Für den Meistertitel muss der BVB seine Geschichte ändern
11.01.2022 | 15:28 Uhr
Sky Experte Lothar Matthäus blickt in seiner Kolumne "So sehe ich das" blickt auf den ersten Rückrunden-Spieltag zurück und ordnet die Niederlage des FC Bayern sowie die Titelchancen von Borussia Dortmund ein. Zudem lobt er BVB-Stürmer Erling Haaland und spricht über dessen Zukunft.
Ist der Kampf um die deutsche Meisterschaft wirklich wieder spannend? Ich glaube es noch immer nicht. Auch wenn Dortmund an diesem Wochenende dank des tollen 3:2-Sieges in Frankfurt den Rückstand auf sechs Punkte verkürzt hat.
Warum? Weil die Erfahrung, die individuelle Qualität, der Siegeswille und vor allem die Vergangenheit gezeigt haben, dass es keinem gelingt, einen Bayern-Vorsprung aufzuholen. In den letzten Jahren hat es ja noch nicht einmal gereicht, wenn Mannschaften um diese Zeit mit ein paar Zählern vor den Bayern lagen, geschweige denn ihnen hinterherrennen mussten.
Für die Bundesliga und die Fans wäre es klasse, wenn es weiterhin spannend bliebe. Der Kader der Bayern ist aufgrund der vielen Corona Ausfälle und anderer Verletzungen derzeit stark dezimiert und hinzu kommt ein sehr schweres Auswärtsspiel in Köln am Wochenende. Also wer weiß. Wenn Nagelsmann allerdings schnell genug alle mit an Bord hat, wird es mit der Spannung nicht weit her sein.

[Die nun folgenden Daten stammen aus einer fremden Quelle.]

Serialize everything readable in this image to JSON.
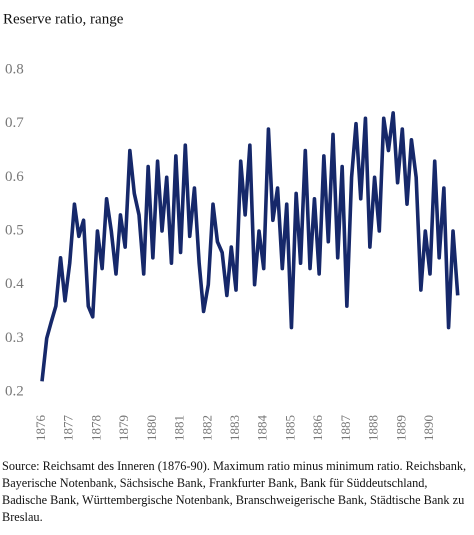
{
  "chart_data": {
    "type": "line",
    "title": "Reserve ratio, range",
    "source": "Source: Reichsamt des Inneren (1876-90). Maximum ratio minus minimum ratio. Reichsbank, Bayerische Notenbank, Sächsische Bank, Frankfurter Bank, Bank für Süddeutschland, Badische Bank, Württembergische Notenbank, Branschweigerische Bank, Städtische Bank zu Breslau.",
    "color": "#16286a",
    "xlim": [
      1876,
      1891.1
    ],
    "xticks": [
      1876,
      1877,
      1878,
      1879,
      1880,
      1881,
      1882,
      1883,
      1884,
      1885,
      1886,
      1887,
      1888,
      1889,
      1890
    ],
    "ylim": [
      0.2,
      0.8
    ],
    "yticks": [
      0.2,
      0.3,
      0.4,
      0.5,
      0.6,
      0.7,
      0.8
    ],
    "grid": false,
    "x": [
      1876,
      1876.17,
      1876.33,
      1876.5,
      1876.67,
      1876.83,
      1877,
      1877.17,
      1877.33,
      1877.5,
      1877.67,
      1877.83,
      1878,
      1878.17,
      1878.33,
      1878.5,
      1878.67,
      1878.83,
      1879,
      1879.17,
      1879.33,
      1879.5,
      1879.67,
      1879.83,
      1880,
      1880.17,
      1880.33,
      1880.5,
      1880.67,
      1880.83,
      1881,
      1881.17,
      1881.33,
      1881.5,
      1881.67,
      1881.83,
      1882,
      1882.17,
      1882.33,
      1882.5,
      1882.67,
      1882.83,
      1883,
      1883.17,
      1883.33,
      1883.5,
      1883.67,
      1883.83,
      1884,
      1884.17,
      1884.33,
      1884.5,
      1884.67,
      1884.83,
      1885,
      1885.17,
      1885.33,
      1885.5,
      1885.67,
      1885.83,
      1886,
      1886.17,
      1886.33,
      1886.5,
      1886.67,
      1886.83,
      1887,
      1887.17,
      1887.33,
      1887.5,
      1887.67,
      1887.83,
      1888,
      1888.17,
      1888.33,
      1888.5,
      1888.67,
      1888.83,
      1889,
      1889.17,
      1889.33,
      1889.5,
      1889.67,
      1889.83,
      1890,
      1890.17,
      1890.33,
      1890.5,
      1890.67,
      1890.83,
      1891
    ],
    "values": [
      0.22,
      0.3,
      0.33,
      0.36,
      0.45,
      0.37,
      0.44,
      0.55,
      0.49,
      0.52,
      0.36,
      0.34,
      0.5,
      0.43,
      0.56,
      0.5,
      0.42,
      0.53,
      0.47,
      0.65,
      0.57,
      0.53,
      0.42,
      0.62,
      0.45,
      0.63,
      0.5,
      0.6,
      0.44,
      0.64,
      0.46,
      0.66,
      0.49,
      0.58,
      0.44,
      0.35,
      0.4,
      0.55,
      0.48,
      0.46,
      0.38,
      0.47,
      0.39,
      0.63,
      0.53,
      0.66,
      0.4,
      0.5,
      0.43,
      0.69,
      0.52,
      0.58,
      0.43,
      0.55,
      0.32,
      0.57,
      0.44,
      0.65,
      0.43,
      0.56,
      0.42,
      0.64,
      0.48,
      0.68,
      0.45,
      0.62,
      0.36,
      0.6,
      0.7,
      0.56,
      0.71,
      0.47,
      0.6,
      0.5,
      0.71,
      0.65,
      0.72,
      0.59,
      0.69,
      0.55,
      0.67,
      0.6,
      0.39,
      0.5,
      0.42,
      0.63,
      0.45,
      0.58,
      0.32,
      0.5,
      0.38
    ]
  }
}
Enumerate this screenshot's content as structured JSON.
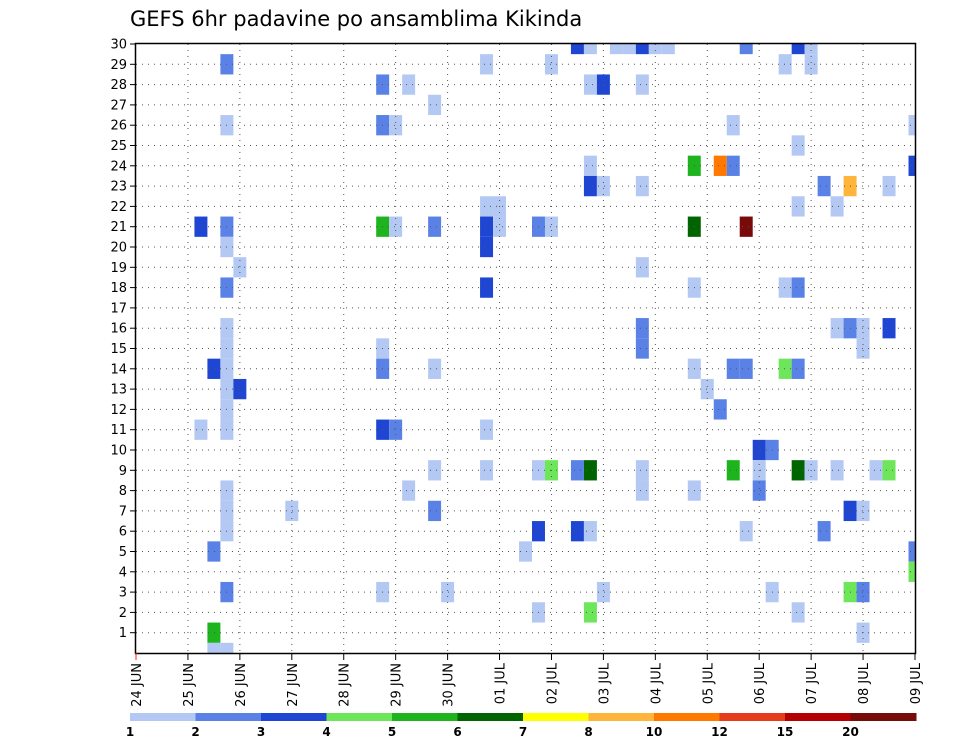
{
  "chart_data": {
    "type": "heatmap",
    "title": "GEFS 6hr padavine po ansamblima Kikinda",
    "xlabel": "",
    "ylabel": "",
    "x_tick_labels": [
      "24 JUN",
      "25 JUN",
      "26 JUN",
      "27 JUN",
      "28 JUN",
      "29 JUN",
      "30 JUN",
      "01 JUL",
      "02 JUL",
      "03 JUL",
      "04 JUL",
      "05 JUL",
      "06 JUL",
      "07 JUL",
      "08 JUL",
      "09 JUL"
    ],
    "x_range_days": [
      0,
      15
    ],
    "y_tick_labels": [
      "1",
      "2",
      "3",
      "4",
      "5",
      "6",
      "7",
      "8",
      "9",
      "10",
      "11",
      "12",
      "13",
      "14",
      "15",
      "16",
      "17",
      "18",
      "19",
      "20",
      "21",
      "22",
      "23",
      "24",
      "25",
      "26",
      "27",
      "28",
      "29",
      "30"
    ],
    "y_range": [
      0,
      30
    ],
    "grid": true,
    "legend": {
      "placement": "bottom",
      "labels": [
        "1",
        "2",
        "3",
        "4",
        "5",
        "6",
        "7",
        "8",
        "10",
        "12",
        "15",
        "20"
      ],
      "colors": [
        "#b4c8f4",
        "#5a82e6",
        "#1e46d2",
        "#6ee65a",
        "#1eb41e",
        "#006400",
        "#ffff00",
        "#ffb43c",
        "#ff7800",
        "#e63c1e",
        "#b40000",
        "#780a0a"
      ]
    },
    "cells": [
      {
        "day": 1.25,
        "member": 11,
        "cat": 1
      },
      {
        "day": 1.25,
        "member": 21,
        "cat": 3
      },
      {
        "day": 1.5,
        "member": 14,
        "cat": 3
      },
      {
        "day": 1.5,
        "member": 5,
        "cat": 2
      },
      {
        "day": 1.5,
        "member": 1,
        "cat": 5
      },
      {
        "day": 1.5,
        "member": 0,
        "cat": 1
      },
      {
        "day": 1.75,
        "member": 29,
        "cat": 2
      },
      {
        "day": 1.75,
        "member": 26,
        "cat": 1
      },
      {
        "day": 1.75,
        "member": 21,
        "cat": 2
      },
      {
        "day": 1.75,
        "member": 20,
        "cat": 1
      },
      {
        "day": 1.75,
        "member": 18,
        "cat": 2
      },
      {
        "day": 1.75,
        "member": 16,
        "cat": 1
      },
      {
        "day": 1.75,
        "member": 15,
        "cat": 1
      },
      {
        "day": 1.75,
        "member": 14,
        "cat": 1
      },
      {
        "day": 1.75,
        "member": 13,
        "cat": 1
      },
      {
        "day": 1.75,
        "member": 12,
        "cat": 1
      },
      {
        "day": 1.75,
        "member": 11,
        "cat": 1
      },
      {
        "day": 1.75,
        "member": 8,
        "cat": 1
      },
      {
        "day": 1.75,
        "member": 7,
        "cat": 1
      },
      {
        "day": 1.75,
        "member": 6,
        "cat": 1
      },
      {
        "day": 1.75,
        "member": 3,
        "cat": 2
      },
      {
        "day": 1.75,
        "member": 0,
        "cat": 1
      },
      {
        "day": 2.0,
        "member": 19,
        "cat": 1
      },
      {
        "day": 2.0,
        "member": 13,
        "cat": 3
      },
      {
        "day": 3.0,
        "member": 7,
        "cat": 1
      },
      {
        "day": 4.75,
        "member": 28,
        "cat": 2
      },
      {
        "day": 4.75,
        "member": 26,
        "cat": 2
      },
      {
        "day": 4.75,
        "member": 21,
        "cat": 5
      },
      {
        "day": 4.75,
        "member": 15,
        "cat": 1
      },
      {
        "day": 4.75,
        "member": 14,
        "cat": 2
      },
      {
        "day": 4.75,
        "member": 11,
        "cat": 3
      },
      {
        "day": 4.75,
        "member": 3,
        "cat": 1
      },
      {
        "day": 5.0,
        "member": 26,
        "cat": 1
      },
      {
        "day": 5.0,
        "member": 21,
        "cat": 1
      },
      {
        "day": 5.0,
        "member": 11,
        "cat": 2
      },
      {
        "day": 5.25,
        "member": 28,
        "cat": 1
      },
      {
        "day": 5.25,
        "member": 8,
        "cat": 1
      },
      {
        "day": 5.75,
        "member": 27,
        "cat": 1
      },
      {
        "day": 5.75,
        "member": 21,
        "cat": 2
      },
      {
        "day": 5.75,
        "member": 14,
        "cat": 1
      },
      {
        "day": 5.75,
        "member": 9,
        "cat": 1
      },
      {
        "day": 5.75,
        "member": 7,
        "cat": 2
      },
      {
        "day": 6.0,
        "member": 3,
        "cat": 1
      },
      {
        "day": 6.75,
        "member": 29,
        "cat": 1
      },
      {
        "day": 6.75,
        "member": 22,
        "cat": 1
      },
      {
        "day": 6.75,
        "member": 21,
        "cat": 3
      },
      {
        "day": 6.75,
        "member": 20,
        "cat": 3
      },
      {
        "day": 6.75,
        "member": 18,
        "cat": 3
      },
      {
        "day": 6.75,
        "member": 11,
        "cat": 1
      },
      {
        "day": 6.75,
        "member": 9,
        "cat": 1
      },
      {
        "day": 7.0,
        "member": 22,
        "cat": 1
      },
      {
        "day": 7.0,
        "member": 21,
        "cat": 1
      },
      {
        "day": 7.5,
        "member": 5,
        "cat": 1
      },
      {
        "day": 7.75,
        "member": 21,
        "cat": 2
      },
      {
        "day": 7.75,
        "member": 9,
        "cat": 1
      },
      {
        "day": 7.75,
        "member": 6,
        "cat": 3
      },
      {
        "day": 7.75,
        "member": 2,
        "cat": 1
      },
      {
        "day": 8.0,
        "member": 29,
        "cat": 1
      },
      {
        "day": 8.0,
        "member": 21,
        "cat": 1
      },
      {
        "day": 8.0,
        "member": 9,
        "cat": 4
      },
      {
        "day": 8.5,
        "member": 30,
        "cat": 3
      },
      {
        "day": 8.5,
        "member": 9,
        "cat": 2
      },
      {
        "day": 8.5,
        "member": 6,
        "cat": 3
      },
      {
        "day": 8.75,
        "member": 30,
        "cat": 1
      },
      {
        "day": 8.75,
        "member": 28,
        "cat": 1
      },
      {
        "day": 8.75,
        "member": 24,
        "cat": 1
      },
      {
        "day": 8.75,
        "member": 23,
        "cat": 3
      },
      {
        "day": 8.75,
        "member": 9,
        "cat": 6
      },
      {
        "day": 8.75,
        "member": 6,
        "cat": 1
      },
      {
        "day": 8.75,
        "member": 2,
        "cat": 4
      },
      {
        "day": 9.0,
        "member": 28,
        "cat": 3
      },
      {
        "day": 9.0,
        "member": 23,
        "cat": 1
      },
      {
        "day": 9.0,
        "member": 3,
        "cat": 1
      },
      {
        "day": 9.25,
        "member": 30,
        "cat": 1
      },
      {
        "day": 9.5,
        "member": 30,
        "cat": 1
      },
      {
        "day": 9.75,
        "member": 30,
        "cat": 3
      },
      {
        "day": 9.75,
        "member": 28,
        "cat": 1
      },
      {
        "day": 9.75,
        "member": 23,
        "cat": 1
      },
      {
        "day": 9.75,
        "member": 19,
        "cat": 1
      },
      {
        "day": 9.75,
        "member": 16,
        "cat": 2
      },
      {
        "day": 9.75,
        "member": 15,
        "cat": 2
      },
      {
        "day": 9.75,
        "member": 9,
        "cat": 1
      },
      {
        "day": 9.75,
        "member": 8,
        "cat": 1
      },
      {
        "day": 10.0,
        "member": 30,
        "cat": 1
      },
      {
        "day": 10.25,
        "member": 30,
        "cat": 1
      },
      {
        "day": 10.75,
        "member": 24,
        "cat": 5
      },
      {
        "day": 10.75,
        "member": 21,
        "cat": 6
      },
      {
        "day": 10.75,
        "member": 18,
        "cat": 1
      },
      {
        "day": 10.75,
        "member": 14,
        "cat": 1
      },
      {
        "day": 10.75,
        "member": 8,
        "cat": 1
      },
      {
        "day": 11.0,
        "member": 13,
        "cat": 1
      },
      {
        "day": 11.25,
        "member": 24,
        "cat": 9
      },
      {
        "day": 11.25,
        "member": 12,
        "cat": 2
      },
      {
        "day": 11.5,
        "member": 24,
        "cat": 2
      },
      {
        "day": 11.5,
        "member": 26,
        "cat": 1
      },
      {
        "day": 11.5,
        "member": 14,
        "cat": 2
      },
      {
        "day": 11.5,
        "member": 9,
        "cat": 5
      },
      {
        "day": 11.75,
        "member": 30,
        "cat": 2
      },
      {
        "day": 11.75,
        "member": 21,
        "cat": 12
      },
      {
        "day": 11.75,
        "member": 14,
        "cat": 2
      },
      {
        "day": 11.75,
        "member": 6,
        "cat": 1
      },
      {
        "day": 12.0,
        "member": 10,
        "cat": 3
      },
      {
        "day": 12.0,
        "member": 9,
        "cat": 1
      },
      {
        "day": 12.0,
        "member": 8,
        "cat": 2
      },
      {
        "day": 12.25,
        "member": 10,
        "cat": 2
      },
      {
        "day": 12.25,
        "member": 3,
        "cat": 1
      },
      {
        "day": 12.5,
        "member": 29,
        "cat": 1
      },
      {
        "day": 12.5,
        "member": 18,
        "cat": 1
      },
      {
        "day": 12.5,
        "member": 14,
        "cat": 4
      },
      {
        "day": 12.75,
        "member": 30,
        "cat": 3
      },
      {
        "day": 12.75,
        "member": 25,
        "cat": 1
      },
      {
        "day": 12.75,
        "member": 22,
        "cat": 1
      },
      {
        "day": 12.75,
        "member": 18,
        "cat": 2
      },
      {
        "day": 12.75,
        "member": 14,
        "cat": 2
      },
      {
        "day": 12.75,
        "member": 9,
        "cat": 6
      },
      {
        "day": 12.75,
        "member": 2,
        "cat": 1
      },
      {
        "day": 13.0,
        "member": 30,
        "cat": 1
      },
      {
        "day": 13.0,
        "member": 29,
        "cat": 1
      },
      {
        "day": 13.0,
        "member": 9,
        "cat": 1
      },
      {
        "day": 13.25,
        "member": 23,
        "cat": 2
      },
      {
        "day": 13.25,
        "member": 6,
        "cat": 2
      },
      {
        "day": 13.5,
        "member": 22,
        "cat": 1
      },
      {
        "day": 13.5,
        "member": 16,
        "cat": 1
      },
      {
        "day": 13.5,
        "member": 9,
        "cat": 1
      },
      {
        "day": 13.75,
        "member": 23,
        "cat": 8
      },
      {
        "day": 13.75,
        "member": 16,
        "cat": 2
      },
      {
        "day": 13.75,
        "member": 7,
        "cat": 3
      },
      {
        "day": 13.75,
        "member": 3,
        "cat": 4
      },
      {
        "day": 14.0,
        "member": 16,
        "cat": 1
      },
      {
        "day": 14.0,
        "member": 15,
        "cat": 1
      },
      {
        "day": 14.0,
        "member": 7,
        "cat": 1
      },
      {
        "day": 14.0,
        "member": 3,
        "cat": 2
      },
      {
        "day": 14.0,
        "member": 1,
        "cat": 1
      },
      {
        "day": 14.25,
        "member": 9,
        "cat": 1
      },
      {
        "day": 14.5,
        "member": 23,
        "cat": 1
      },
      {
        "day": 14.5,
        "member": 16,
        "cat": 3
      },
      {
        "day": 14.5,
        "member": 9,
        "cat": 4
      },
      {
        "day": 15.0,
        "member": 26,
        "cat": 1
      },
      {
        "day": 15.0,
        "member": 24,
        "cat": 3
      },
      {
        "day": 15.0,
        "member": 5,
        "cat": 2
      },
      {
        "day": 15.0,
        "member": 4,
        "cat": 4
      }
    ]
  }
}
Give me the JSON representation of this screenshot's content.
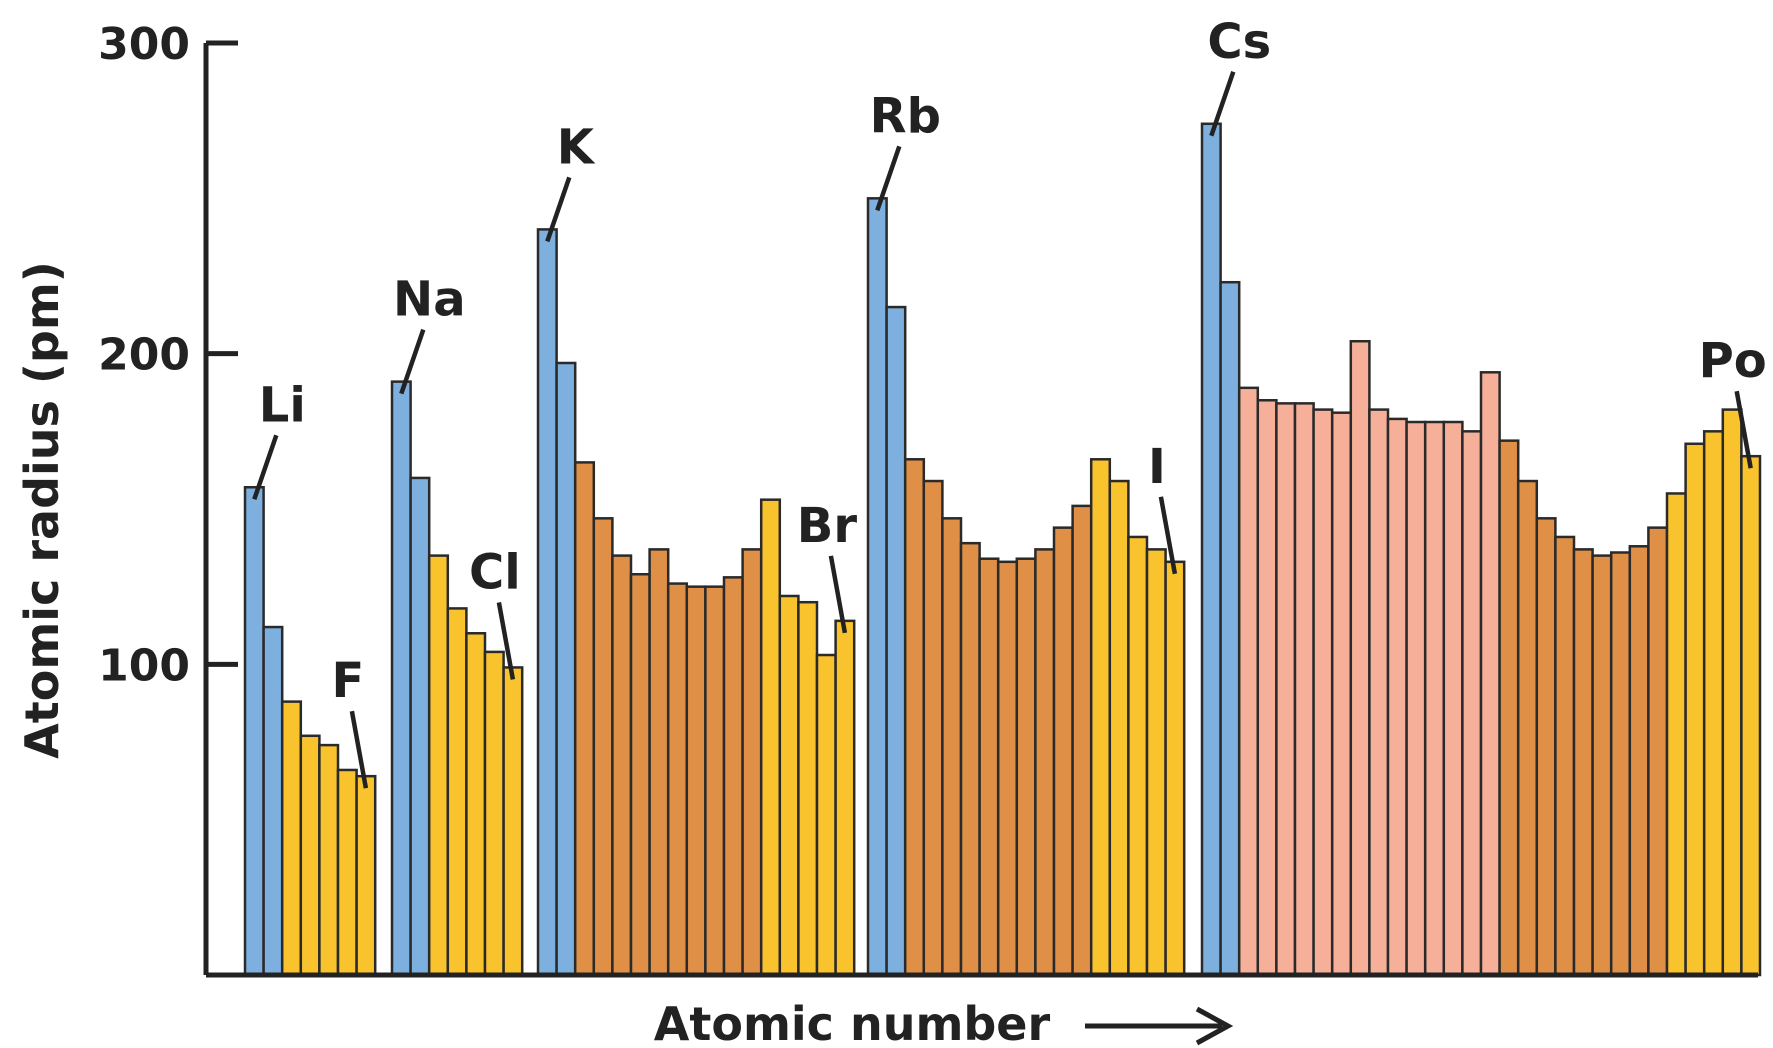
{
  "chart_data": {
    "type": "bar",
    "xlabel": "Atomic number",
    "ylabel": "Atomic radius (pm)",
    "ylim": [
      0,
      300
    ],
    "yticks": [
      100,
      200,
      300
    ],
    "legend": "none",
    "grid": false,
    "colors": {
      "alkali": "#7DB0DE",
      "transition": "#DF8F46",
      "lanthanide": "#F6B09A",
      "main": "#F9C32E"
    },
    "series": [
      {
        "values": [
          157,
          112,
          88,
          77,
          74,
          66,
          64
        ],
        "groups": [
          "alkali",
          "alkali",
          "main",
          "main",
          "main",
          "main",
          "main"
        ]
      },
      {
        "values": [
          191,
          160,
          135,
          118,
          110,
          104,
          99
        ],
        "groups": [
          "alkali",
          "alkali",
          "main",
          "main",
          "main",
          "main",
          "main"
        ]
      },
      {
        "values": [
          240,
          197,
          165,
          147,
          135,
          129,
          137,
          126,
          125,
          125,
          128,
          137,
          153,
          122,
          120,
          103,
          114
        ],
        "groups": [
          "alkali",
          "alkali",
          "transition",
          "transition",
          "transition",
          "transition",
          "transition",
          "transition",
          "transition",
          "transition",
          "transition",
          "transition",
          "main",
          "main",
          "main",
          "main",
          "main"
        ]
      },
      {
        "values": [
          250,
          215,
          166,
          159,
          147,
          139,
          134,
          133,
          134,
          137,
          144,
          151,
          166,
          159,
          141,
          137,
          133
        ],
        "groups": [
          "alkali",
          "alkali",
          "transition",
          "transition",
          "transition",
          "transition",
          "transition",
          "transition",
          "transition",
          "transition",
          "transition",
          "transition",
          "main",
          "main",
          "main",
          "main",
          "main"
        ]
      },
      {
        "values": [
          274,
          223,
          189,
          185,
          184,
          184,
          182,
          181,
          204,
          182,
          179,
          178,
          178,
          178,
          175,
          194,
          172,
          159,
          147,
          141,
          137,
          135,
          136,
          138,
          144,
          155,
          171,
          175,
          182,
          167
        ],
        "groups": [
          "alkali",
          "alkali",
          "lanthanide",
          "lanthanide",
          "lanthanide",
          "lanthanide",
          "lanthanide",
          "lanthanide",
          "lanthanide",
          "lanthanide",
          "lanthanide",
          "lanthanide",
          "lanthanide",
          "lanthanide",
          "lanthanide",
          "lanthanide",
          "transition",
          "transition",
          "transition",
          "transition",
          "transition",
          "transition",
          "transition",
          "transition",
          "transition",
          "main",
          "main",
          "main",
          "main",
          "main"
        ]
      }
    ],
    "annotations": [
      {
        "text": "Li",
        "group": 0,
        "index": 0
      },
      {
        "text": "F",
        "group": 0,
        "index": 6
      },
      {
        "text": "Na",
        "group": 1,
        "index": 0
      },
      {
        "text": "Cl",
        "group": 1,
        "index": 6
      },
      {
        "text": "K",
        "group": 2,
        "index": 0
      },
      {
        "text": "Br",
        "group": 2,
        "index": 16
      },
      {
        "text": "Rb",
        "group": 3,
        "index": 0
      },
      {
        "text": "I",
        "group": 3,
        "index": 16
      },
      {
        "text": "Cs",
        "group": 4,
        "index": 0
      },
      {
        "text": "Po",
        "group": 4,
        "index": 29
      }
    ]
  }
}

Ja, der FCB hat gegen Gladbach verloren, aber allein die Rückkehr von Manuel Neuer wird beim nächsten Spiel schon einen gewaltigen Unterschied ausmachen. Nichts gegen Sven Ulreich. Aber so wie damals bei Oliver Kahn, ist es für die eigene und erst recht die gegnerische Mannschaft etwas ganz anderes, wenn Manuel im Tor steht.
Und wenn der Kader wieder vollständig ist, dürfte der Abstand zu Dortmund eher größer als kleiner werden. Ich kann mir aktuell noch nicht vorstellen, dass die Bayern richtig straucheln.
Was man aber festhalten muss, und das macht im Hinblick auf einen spannenden Titelkampf ein wenig Hoffnung, dass Borussia Dortmund am Wochenende eine wahnsinnig gute Moral gezeigt hat. Sie haben ein Spiel gedreht, das lange Zeit aussichtslos erschien.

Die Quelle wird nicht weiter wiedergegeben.